Bankruptcy concerns swirl around used car dealership Carvana

Bankruptcy concerns swirl around used-car dealership Carvana

New York CNN —

Used-car dealership Carvana, which is facing a liquidity crunch, could be heading for bankruptcy, according to both published reports and the view of a bearish analyst who lowered its share price target to $1.

In afternoon trading, Carvana, best known for its vending machine concept, stands at about $4.60 a share, up on the day but down more than 40% from the previous week.

Used car prices have fallen from record highs in recent months as higher interest rates have made used cars unaffordable for many potential buyers. Carvana (CVNA), a relatively new player in the used-car space, has lost most quarters since it went public in 2017 as it aimed for revenue growth rather than short-term profitability.

But his losses have widened amidst the recent downturn in the industry.

The company reported a net loss of $1.5 billion for the first nine months of this year, up from a net loss of $105 million for the same period in 2021.

And its cash on hand was $316 million as of Sept. 30, down 22% year-to-date, despite increased borrowing capacity. It said it would cut 1,500 jobs last month due to slower auto sales.

Bloomberg reported on Tuesday that the main holders of Carvana debt have entered into a cooperation agreement to work together and give them more leverage in any negotiations with the company. And it was reported on Wednesday that the company is in talks with lawyers and investment bankers about options to manage its debt burden amid concerns over its ability to pay.

Seth Basham, a An analyst at Wedbush Securities, cut his target price on the stock to $1 from $9 in a note Wednesday, saying the fact that its debt is trading at less than 50 cents to the dollar is a sign that a “higher likelihood of debt” exists restructuring that could render equity worthless in a bankruptcy scenario…or, at best, severely diluted.”
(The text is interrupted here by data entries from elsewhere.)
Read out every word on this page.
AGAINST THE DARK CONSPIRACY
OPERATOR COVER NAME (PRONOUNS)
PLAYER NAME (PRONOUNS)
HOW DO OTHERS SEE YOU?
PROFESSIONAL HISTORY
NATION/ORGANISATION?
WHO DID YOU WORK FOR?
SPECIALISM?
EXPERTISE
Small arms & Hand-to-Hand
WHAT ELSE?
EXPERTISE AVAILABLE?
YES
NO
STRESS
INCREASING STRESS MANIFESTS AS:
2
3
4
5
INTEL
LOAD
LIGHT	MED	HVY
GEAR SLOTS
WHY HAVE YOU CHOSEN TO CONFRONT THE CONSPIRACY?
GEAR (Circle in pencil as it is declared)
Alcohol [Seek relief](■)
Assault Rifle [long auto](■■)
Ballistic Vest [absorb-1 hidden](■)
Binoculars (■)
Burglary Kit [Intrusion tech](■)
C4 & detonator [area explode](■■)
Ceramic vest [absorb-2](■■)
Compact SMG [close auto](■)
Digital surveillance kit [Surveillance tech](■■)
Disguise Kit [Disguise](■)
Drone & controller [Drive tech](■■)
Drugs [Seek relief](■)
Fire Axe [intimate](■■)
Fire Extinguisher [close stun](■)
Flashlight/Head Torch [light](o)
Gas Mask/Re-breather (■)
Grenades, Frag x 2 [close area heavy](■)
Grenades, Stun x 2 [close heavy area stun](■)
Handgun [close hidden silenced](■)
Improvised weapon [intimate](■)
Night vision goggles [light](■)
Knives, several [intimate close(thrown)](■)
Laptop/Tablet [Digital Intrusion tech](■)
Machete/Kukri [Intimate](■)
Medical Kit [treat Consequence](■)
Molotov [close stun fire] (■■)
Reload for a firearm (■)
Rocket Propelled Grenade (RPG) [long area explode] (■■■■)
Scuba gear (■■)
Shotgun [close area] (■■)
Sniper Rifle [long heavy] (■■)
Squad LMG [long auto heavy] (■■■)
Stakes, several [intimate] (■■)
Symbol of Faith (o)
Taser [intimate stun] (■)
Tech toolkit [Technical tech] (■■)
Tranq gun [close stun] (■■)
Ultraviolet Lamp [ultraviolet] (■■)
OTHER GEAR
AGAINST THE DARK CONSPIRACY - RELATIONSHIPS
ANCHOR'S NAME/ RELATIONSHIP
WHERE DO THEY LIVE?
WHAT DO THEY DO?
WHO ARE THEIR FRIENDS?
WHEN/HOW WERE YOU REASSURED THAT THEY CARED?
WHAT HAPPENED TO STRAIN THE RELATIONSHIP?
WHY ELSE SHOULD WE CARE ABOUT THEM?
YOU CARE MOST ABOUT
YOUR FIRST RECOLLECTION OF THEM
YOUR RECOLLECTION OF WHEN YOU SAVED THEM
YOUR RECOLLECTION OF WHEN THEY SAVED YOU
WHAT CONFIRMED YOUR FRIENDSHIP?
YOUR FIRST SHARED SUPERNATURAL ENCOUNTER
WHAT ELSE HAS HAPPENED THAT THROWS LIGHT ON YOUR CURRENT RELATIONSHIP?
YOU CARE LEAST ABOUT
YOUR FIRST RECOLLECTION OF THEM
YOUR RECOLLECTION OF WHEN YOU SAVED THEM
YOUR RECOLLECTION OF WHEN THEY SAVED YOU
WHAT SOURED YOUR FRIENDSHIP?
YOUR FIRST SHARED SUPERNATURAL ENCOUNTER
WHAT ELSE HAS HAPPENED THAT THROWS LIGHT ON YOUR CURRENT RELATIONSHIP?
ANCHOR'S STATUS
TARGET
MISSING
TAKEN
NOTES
Carvana launched 10 years ago with a plan to revolutionize the used car market, offering both online car shopping and trade-ins as well as distinctive car vending machines. But Basham told CNN that Carvana’s problems are worse than other used-car dealerships because it was expanding faster than its sales could support.

“They put the cart before the horse,” he said. “They’ve built infrastructure for a lot more revenue than they’re currently doing. And that gave them a lot of overcapacity.”

The company commented directly on the report of talks with lawyers and bankers and only stated that it was not a party to the cooperation agreement among bondholders.

“Our message to our customers, shareholders, employees and other stakeholders remains clear: we are solely focused on executing the profitability plan outlined in our third quarter shareholder letter, and we have significant liquidity to get us there,” the company said in a statement. “These reports in no way change that strategy.”

But the reports only fueled an already ongoing sell-off in shares. Shares were down 97% this year by the close of trading last Friday. They plunged to an all-time low of $3.55 a share on Wednesday before closing at $3.83 a share, down 43% for the day.